Some gracile capuchins are known to use tools. These include white-headed capuchins rubbing secretions from leaves over their bodies, using leaves as gloves when rubbing fruit or caterpillar secretions and using tools as a probe. White-fronted capuchins have been observed using leaves as a cup to drink water.

=== Mating systems ===

==== Male weaponry ====
Intrasexual selection, or male-male competition, occurs when males invoke contests in order to gain the opportunity to reproduce with a female and maximize their reproductive success. Often males are adorned with weaponry, which can be used in order to increase their chances of winning contests for possible mates. In the genus Cebus, there is a large amount of dimorphism in canine size between males and females. Canines are hypothesized to be larger in males because canine dimorphism is generally correlated to male-male competition. In the wedge-capped capuchin there is a larger amount of canine dimorphism compared to the white-faced capuchin and the white-fronted capuchin. The difference in canine dimorphism between these species can be correlated to the differences in social structure of these three groups. The alpha male of the wedge-capped capuchin tends to monopolize mating, therefore engaging in more male-male competition, while in the white-faced capuchin and in the white-fronted capuchin the alpha male does not monopolize mating and allows subordinate males to mate with females. While not much is known about the Kaapori capuchin, due to its low population size, it is likely it would possess more canine dimorphism, like the wedge-capped capuchin, because of its similar social structure with a monopolizing alpha male and peripheral subordinate males.

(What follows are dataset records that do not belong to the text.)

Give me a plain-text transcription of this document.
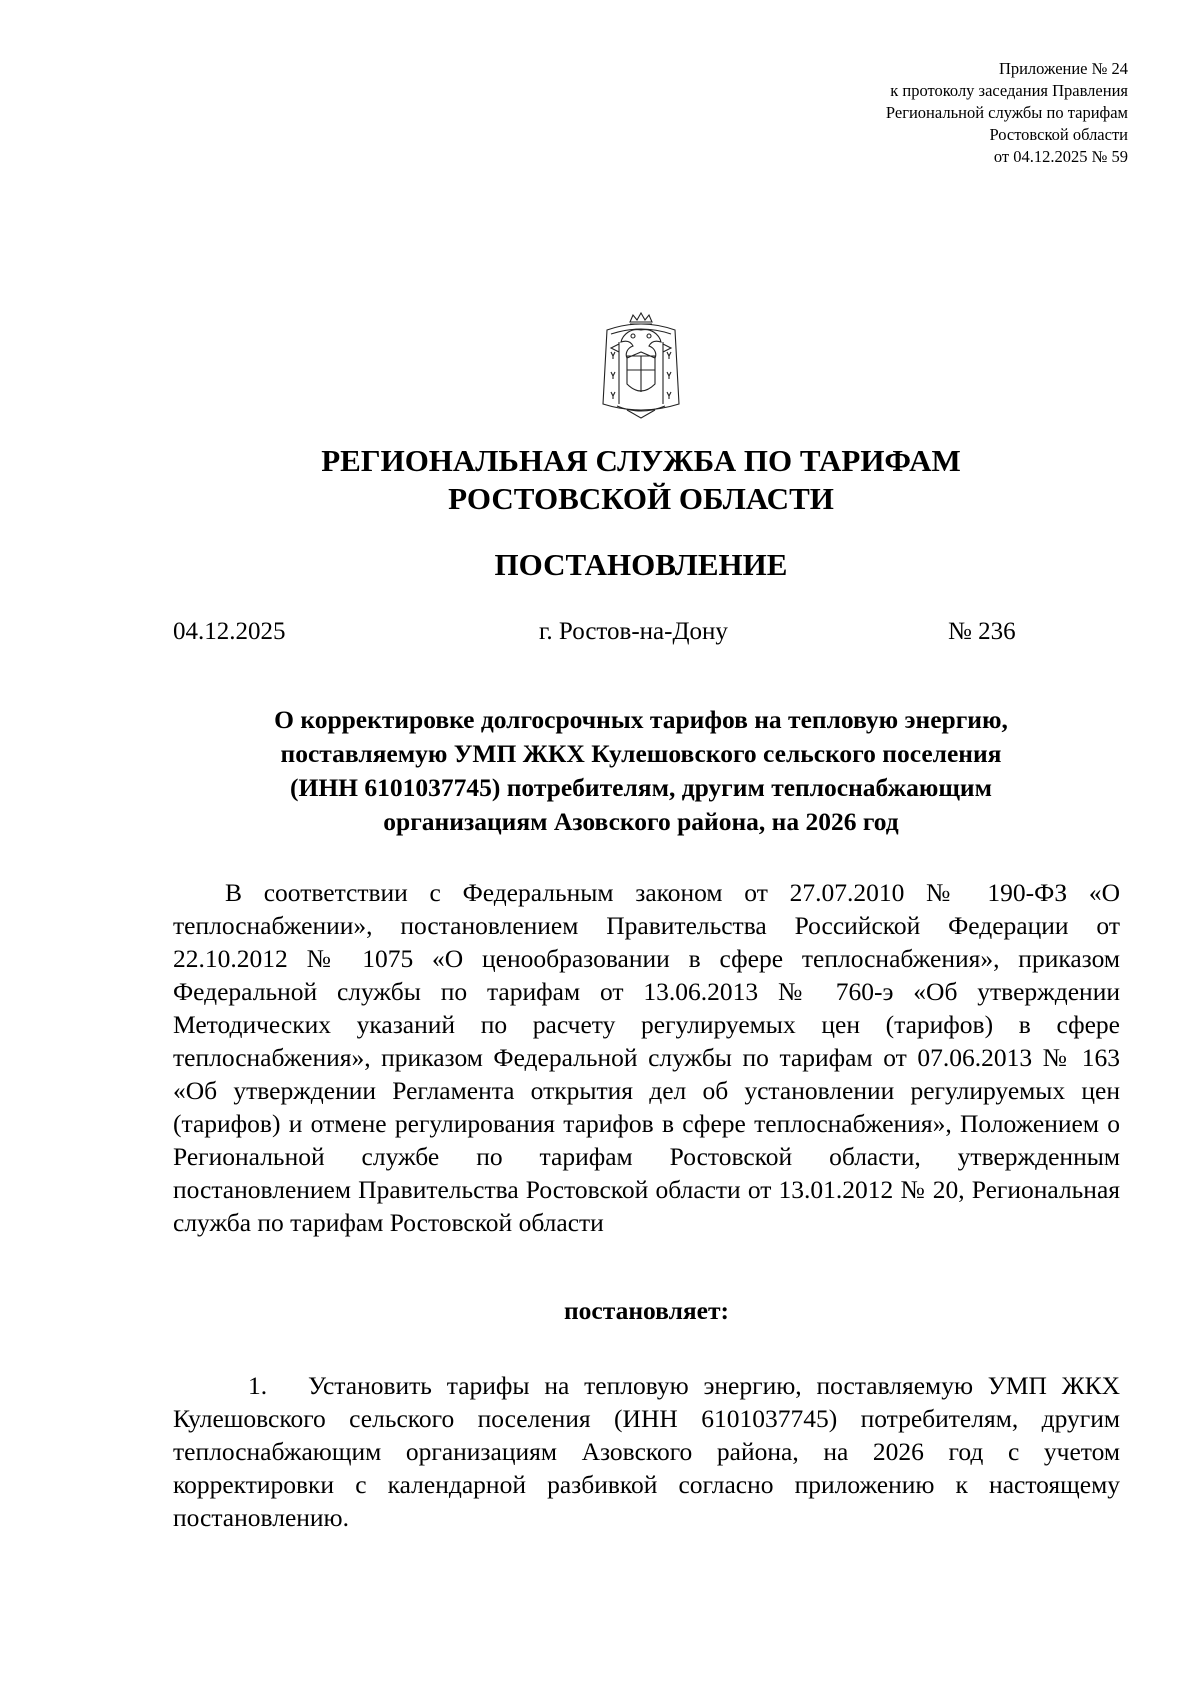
Приложение № 24
к протоколу заседания Правления
Региональной службы по тарифам
Ростовской области
от 04.12.2025 № 59
РЕГИОНАЛЬНАЯ СЛУЖБА ПО ТАРИФАМ
РОСТОВСКОЙ ОБЛАСТИ
ПОСТАНОВЛЕНИЕ
04.12.2025	г. Ростов-на-Дону	№ 236
О корректировке долгосрочных тарифов на тепловую энергию,
поставляемую УМП ЖКХ Кулешовского сельского поселения
(ИНН 6101037745) потребителям, другим теплоснабжающим
организациям Азовского района, на 2026 год

В соответствии с Федеральным законом от 27.07.2010 № 190-ФЗ «О теплоснабжении», постановлением Правительства Российской Федерации от 22.10.2012 № 1075 «О ценообразовании в сфере теплоснабжения», приказом Федеральной службы по тарифам от 13.06.2013 № 760-э «Об утверждении Методических указаний по расчету регулируемых цен (тарифов) в сфере теплоснабжения», приказом Федеральной службы по тарифам от 07.06.2013 № 163 «Об утверждении Регламента открытия дел об установлении регулируемых цен (тарифов) и отмене регулирования тарифов в сфере теплоснабжения», Положением о Региональной службе по тарифам Ростовской области, утвержденным постановлением Правительства Ростовской области от 13.01.2012 № 20, Региональная служба по тарифам Ростовской области

постановляет:

1. Установить тарифы на тепловую энергию, поставляемую УМП ЖКХ Кулешовского сельского поселения (ИНН 6101037745) потребителям, другим теплоснабжающим организациям Азовского района, на 2026 год с учетом корректировки с календарной разбивкой согласно приложению к настоящему постановлению.
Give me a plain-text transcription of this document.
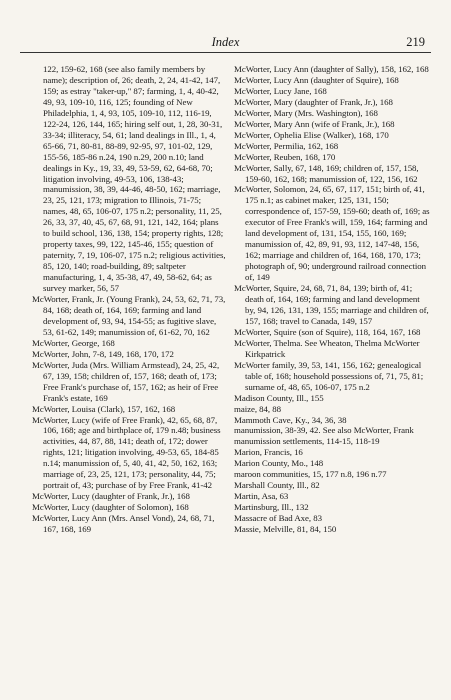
Index	219

122, 159-62, 168 (see also family members by name); description of, 26; death, 2, 24, 41-42, 147, 159; as estray "taker-up," 87; farming, 1, 4, 40-42, 49, 93, 109-10, 116, 125; founding of New Philadelphia, 1, 4, 93, 105, 109-10, 112, 116-19, 122-24, 126, 144, 165; hiring self out, 1, 28, 30-31, 33-34; illiteracy, 54, 61; land dealings in Ill., 1, 4, 65-66, 71, 80-81, 88-89, 92-95, 97, 101-02, 129, 155-56, 185-86 n.24, 190 n.29, 200 n.10; land dealings in Ky., 19, 33, 49, 53-59, 62, 64-68, 70; litigation involving, 49-53, 106, 138-43; manumission, 38, 39, 44-46, 48-50, 162; marriage, 23, 25, 121, 173; migration to Illinois, 71-75; names, 48, 65, 106-07, 175 n.2; personality, 11, 25, 26, 33, 37, 40, 45, 67, 68, 91, 121, 142, 164; plans to build school, 136, 138, 154; property rights, 128; property taxes, 99, 122, 145-46, 155; question of paternity, 7, 19, 106-07, 175 n.2; religious activities, 85, 120, 140; road-building, 89; saltpeter manufacturing, 1, 4, 35-38, 47, 49, 58-62, 64; as survey marker, 56, 57

McWorter, Frank, Jr. (Young Frank), 24, 53, 62, 71, 73, 84, 168; death of, 164, 169; farming and land development of, 93, 94, 154-55; as fugitive slave, 53, 61-62, 149; manumission of, 61-62, 70, 162

McWorter, George, 168

McWorter, John, 7-8, 149, 168, 170, 172

McWorter, Juda (Mrs. William Armstead), 24, 25, 42, 67, 139, 158; children of, 157, 168; death of, 173; Free Frank's purchase of, 157, 162; as heir of Free Frank's estate, 169

McWorter, Louisa (Clark), 157, 162, 168

McWorter, Lucy (wife of Free Frank), 42, 65, 68, 87, 106, 168; age and birthplace of, 179 n.48; business activities, 44, 87, 88, 141; death of, 172; dower rights, 121; litigation involving, 49-53, 65, 184-85 n.14; manumission of, 5, 40, 41, 42, 50, 162, 163; marriage of, 23, 25, 121, 173; personality, 44, 75; portrait of, 43; purchase of by Free Frank, 41-42

McWorter, Lucy (daughter of Frank, Jr.), 168

McWorter, Lucy (daughter of Solomon), 168

McWorter, Lucy Ann (Mrs. Ansel Vond), 24, 68, 71, 167, 168, 169

McWorter, Lucy Ann (daughter of Sally), 158, 162, 168

McWorter, Lucy Ann (daughter of Squire), 168

McWorter, Lucy Jane, 168

McWorter, Mary (daughter of Frank, Jr.), 168

McWorter, Mary (Mrs. Washington), 168

McWorter, Mary Ann (wife of Frank, Jr.), 168

McWorter, Ophelia Elise (Walker), 168, 170

McWorter, Permilia, 162, 168

McWorter, Reuben, 168, 170

McWorter, Sally, 67, 148, 169; children of, 157, 158, 159-60, 162, 168; manumission of, 122, 156, 162

McWorter, Solomon, 24, 65, 67, 117, 151; birth of, 41, 175 n.1; as cabinet maker, 125, 131, 150; correspondence of, 157-59, 159-60; death of, 169; as executor of Free Frank's will, 159, 164; farming and land development of, 131, 154, 155, 160, 169; manumission of, 42, 89, 91, 93, 112, 147-48, 156, 162; marriage and children of, 164, 168, 170, 173; photograph of, 90; underground railroad connection of, 149

McWorter, Squire, 24, 68, 71, 84, 139; birth of, 41; death of, 164, 169; farming and land development by, 94, 126, 131, 139, 155; marriage and children of, 157, 168; travel to Canada, 149, 157

McWorter, Squire (son of Squire), 118, 164, 167, 168

McWorter, Thelma. See Wheaton, Thelma McWorter Kirkpatrick

McWorter family, 39, 53, 141, 156, 162; genealogical table of, 168; household possessions of, 71, 75, 81; surname of, 48, 65, 106-07, 175 n.2

Madison County, Ill., 155

maize, 84, 88

Mammoth Cave, Ky., 34, 36, 38

manumission, 38-39, 42. See also McWorter, Frank

manumission settlements, 114-15, 118-19

Marion, Francis, 16

Marion County, Mo., 148

maroon communities, 15, 177 n.8, 196 n.77

Marshall County, Ill., 82

Martin, Asa, 63

Martinsburg, Ill., 132

Massacre of Bad Axe, 83

Massie, Melville, 81, 84, 150
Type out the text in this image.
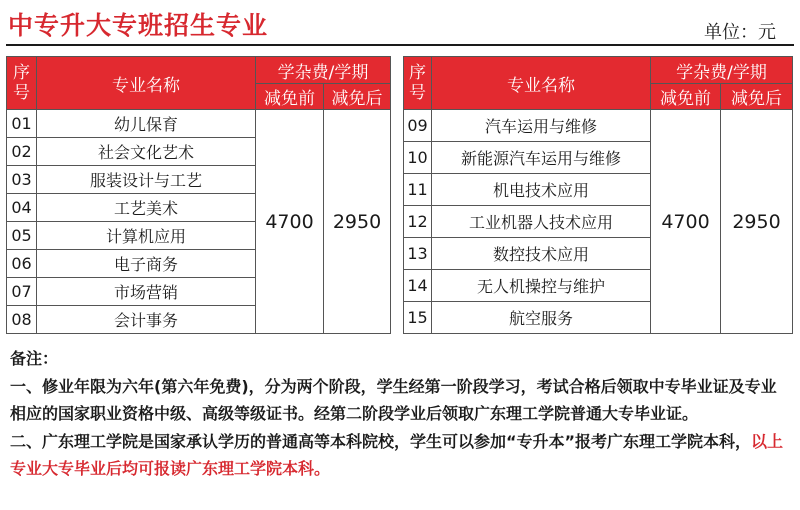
中专升大专班招生专业	单位：元
序
号	专业名称	学杂费/学期	
		减免前	减免后
01	幼儿保育	4700	2950
02	社会文化艺术		
03	服装设计与工艺		
04	工艺美术		
05	计算机应用		
06	电子商务		
07	市场营销		
08	会计事务		
序
号	专业名称	学杂费/学期	
		减免前	减免后
09	汽车运用与维修	4700	2950
10	新能源汽车运用与维修		
11	机电技术应用		
12	工业机器人技术应用		
13	数控技术应用		
14	无人机操控与维护		
15	航空服务		
备注：
一、修业年限为六年(第六年免费)，分为两个阶段，学生经第一阶段学习，考试合格后领取中专毕业证及专业相应的国家职业资格中级、高级等级证书。经第二阶段学业后领取广东理工学院普通大专毕业证。
二、广东理工学院是国家承认学历的普通高等本科院校，学生可以参加“专升本”报考广东理工学院本科，以上专业大专毕业后均可报读广东理工学院本科。
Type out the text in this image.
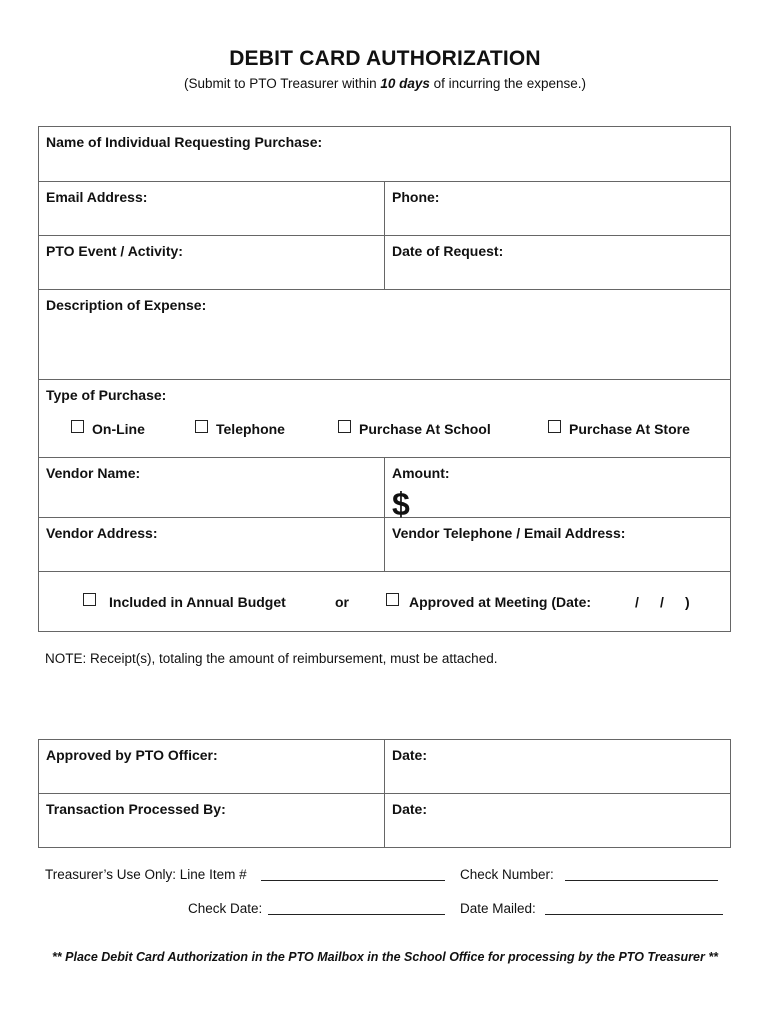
DEBIT CARD AUTHORIZATION
(Submit to PTO Treasurer within 10 days of incurring the expense.)
Name of Individual Requesting Purchase:
Email Address:	Phone:
PTO Event / Activity:	Date of Request:
Description of Expense:
Type of Purchase:
On-Line	Telephone	Purchase At School	Purchase At Store
Vendor Name:	Amount:
$
Vendor Address:	Vendor Telephone / Email Address:
Included in Annual Budget	or	Approved at Meeting (Date:	/ / )
NOTE: Receipt(s), totaling the amount of reimbursement, must be attached.
Approved by PTO Officer:	Date:
Transaction Processed By:	Date:
Treasurer’s Use Only: Line Item #	Check Number:
Check Date:	Date Mailed:
** Place Debit Card Authorization in the PTO Mailbox in the School Office for processing by the PTO Treasurer **
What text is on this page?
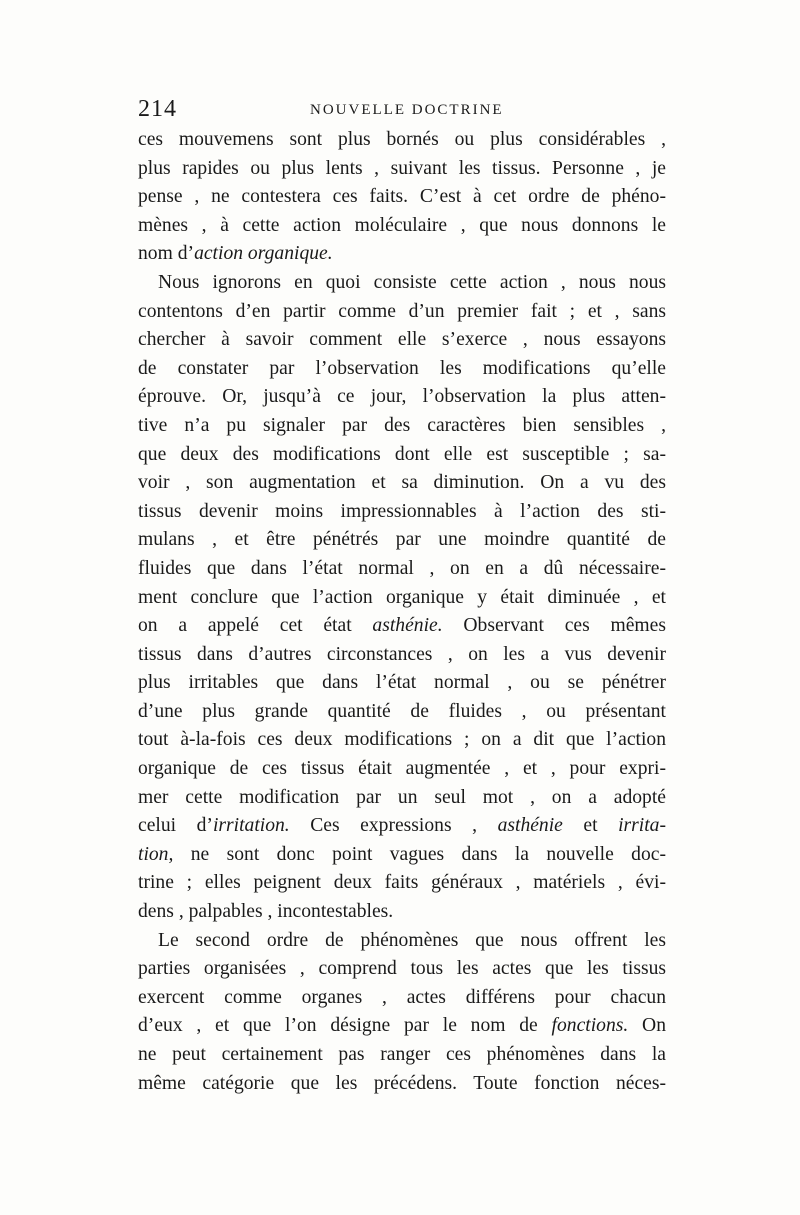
214	NOUVELLE DOCTRINE
ces mouvemens sont plus bornés ou plus considérables ,
plus rapides ou plus lents , suivant les tissus. Personne , je
pense , ne contestera ces faits. C’est à cet ordre de phéno-
mènes , à cette action moléculaire , que nous donnons le
nom d’action organique.
Nous ignorons en quoi consiste cette action , nous nous
contentons d’en partir comme d’un premier fait ; et , sans
chercher à savoir comment elle s’exerce , nous essayons
de constater par l’observation les modifications qu’elle
éprouve. Or, jusqu’à ce jour, l’observation la plus atten-
tive n’a pu signaler par des caractères bien sensibles ,
que deux des modifications dont elle est susceptible ; sa-
voir , son augmentation et sa diminution. On a vu des
tissus devenir moins impressionnables à l’action des sti-
mulans , et être pénétrés par une moindre quantité de
fluides que dans l’état normal , on en a dû nécessaire-
ment conclure que l’action organique y était diminuée , et
on a appelé cet état asthénie. Observant ces mêmes
tissus dans d’autres circonstances , on les a vus devenir
plus irritables que dans l’état normal , ou se pénétrer
d’une plus grande quantité de fluides , ou présentant
tout à-la-fois ces deux modifications ; on a dit que l’action
organique de ces tissus était augmentée , et , pour expri-
mer cette modification par un seul mot , on a adopté
celui d’irritation. Ces expressions , asthénie et irrita-
tion, ne sont donc point vagues dans la nouvelle doc-
trine ; elles peignent deux faits généraux , matériels , évi-
dens , palpables , incontestables.
Le second ordre de phénomènes que nous offrent les
parties organisées , comprend tous les actes que les tissus
exercent comme organes , actes différens pour chacun
d’eux , et que l’on désigne par le nom de fonctions. On
ne peut certainement pas ranger ces phénomènes dans la
même catégorie que les précédens. Toute fonction néces-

==== Direct and indirect female benefits ====
If a female is presented an opportunity to copulate with a male she will evaluate both the costs and benefits of that male. Females can obtain direct benefits from males she mates with, where the female gains an instant benefit from the male to herself. Direct benefits that would apply to females of the genus Cebus would include; vigilance from males, protection from predators and conspecifics, and increased resources. Females can also benefit indirectly from males, in the form of phenotypic and genotypic benefits to her offspring as well as male protection of those offspring. Alpha males are more fit, and therefore more likely, to provide direct and indirect benefits to the female compared to other subordinate males. In the white-faced capuchin the alpha male fathers 70-90% of the offspring produced by females in his group. It is hypothesized that females are mating with alpha males while they are ovulating and then mating with subordinate males after they are no longer conceptive. Some female primates, like in the white-fronted capuchin, will mate with subordinate males while they are no longer conceptive in order to decrease the amount of resource competition and increase the amount of male protection for her offspring.

=== Parental care ===
Capuchin infants are born in an altricial state, which means they need a lot of parental care in order to survive. The majority of parental care in the genus Cebus is provided by the mother, but in the case of the wedge-capped capuchin, parental care is also provided by other conspecific females; this type of care is referred to as allomaternal care. In the wedge-capped capuchin, the mother will provide the infant care for the first three months, however for the next three months the infant relies on the care of other females. In agreement with kin selection theory, kin of the mother are more likely to provide care to the infant compared to other females in the group; siblings were four times as likely to provide infant care compared to other group females. Male parental care is rare in the genus Cebus, only in the white-headed capuchin is there some interaction between males and offspring. In white-headed capuchins males will often investigate, or at least tolerate, their offspring. Alpha males are also more likely to interact with their offspring than subordinate males.

== Conservation status ==

All gracile capuchin species except the Kaapori capuchin are rated as least concern by the International Union for Conservation of Nature. The Kaapori capuchin is rated as critically endangered.